PROVIDENCE, R.I. (WPRI) — Should 16-year-olds be allowed to vote? Three of the four congressmen who represent Southeastern New England say yes.

Democratic Congressmen David Cicilline and Jim Langevin of Rhode Island and Joe Kennedy III of Massachusetts all voted last week in favor of a measure to lower the voting age by two years.

The region’s one dissenter was Massachusetts Congressman Bill Keating, who voted no. He was in the majority, as 108 Democrats and every Republican but one joined him in opposing a voting age of 16. The idea did, however, win the backing of a majority of House Democrats.

The amendment was offered by Congresswoman Ayanna Pressley, D-Mass., during the debate over H.R. 1, also known as the For the People Act, a sweeping bill put together by House Democrats to change elections and campaign-finance laws. Its provisions include making Election Day a federal holiday, requiring presidential candidates to release their tax returns and expanding public financing of campaigns.

The last time the U.S. voting age was changed was in the early 1970s, when it was lowered to 18.

In a statement, Cicilline cited the activism of students who experienced the school shooting in Parkland, Florida, as an example of how “young people today are able to offer valuable insight on some of the most pressing issues facing our country.” He also said modern technology allows young people “to access information and understand issues” more thoroughly than in years past.

“And finally, the research shows that young voters who participate early are more likely to remain engaged throughout their lives — if someone is able to vote while they’re still at home with parents who also vote, as opposed to trying to fit it in when they’re also starting a job or beginning college, they’re more likely to participate, and to remain active,” Cicilline said.

Langevin, a former Rhode Island secretary of state, said in his view the idea “is about getting youth involved in their government.”

“If they are old enough to drive, work and pay federal taxes, then it is not too soon to start a life of civic engagement,” Langevin said.

Kennedy said, “At a time when our government has failed to confront everything from climate change to gun violence to student loan debt to immigration reform to civil rights, we should be empowering the voices of the generation that will bear the brunt of our inaction, not trying to silence them or dismiss their cries for change.”
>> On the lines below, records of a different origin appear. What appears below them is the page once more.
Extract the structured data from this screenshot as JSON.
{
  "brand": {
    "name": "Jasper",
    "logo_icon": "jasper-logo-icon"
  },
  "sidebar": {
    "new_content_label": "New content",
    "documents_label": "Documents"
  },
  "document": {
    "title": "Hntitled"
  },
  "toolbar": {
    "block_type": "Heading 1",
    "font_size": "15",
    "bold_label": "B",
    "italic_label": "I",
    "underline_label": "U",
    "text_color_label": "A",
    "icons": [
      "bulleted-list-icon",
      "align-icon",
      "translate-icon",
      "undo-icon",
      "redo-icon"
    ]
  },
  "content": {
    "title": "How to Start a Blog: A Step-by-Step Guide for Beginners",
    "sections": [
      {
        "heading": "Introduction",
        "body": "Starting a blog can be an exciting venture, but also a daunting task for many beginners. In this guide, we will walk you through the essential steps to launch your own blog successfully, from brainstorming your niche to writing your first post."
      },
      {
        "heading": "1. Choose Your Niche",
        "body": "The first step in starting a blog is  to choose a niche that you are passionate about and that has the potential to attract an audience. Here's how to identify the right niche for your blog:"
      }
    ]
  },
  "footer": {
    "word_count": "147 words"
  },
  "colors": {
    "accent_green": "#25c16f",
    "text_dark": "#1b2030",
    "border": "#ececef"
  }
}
So why did Keating vote no? “Congressman Keating believes that because the right to vote is essential to our democracy, it carries with it enormous responsibility,” said his spokesperson, Lauren Amendolara McDermott.

“As such, he felt that any actions that would effectuate a change of such magnitude should be subject to in-depth exploration with substantive hearings and inquiry, rather than a fast track through the House via a floor amendment and limited opportunity for a full debate,” she continued.

All four local congressmen, including Keating, supported the For the People Act on final passage, and McDermott noted that the bill includes automatic voter registration at age 16.

The measure now moves to the Senate, where Republican Majority Leader Mitch McConnell has denounced the bill as “a power grab” by Democrats to help them win more elections, which they strongly dispute.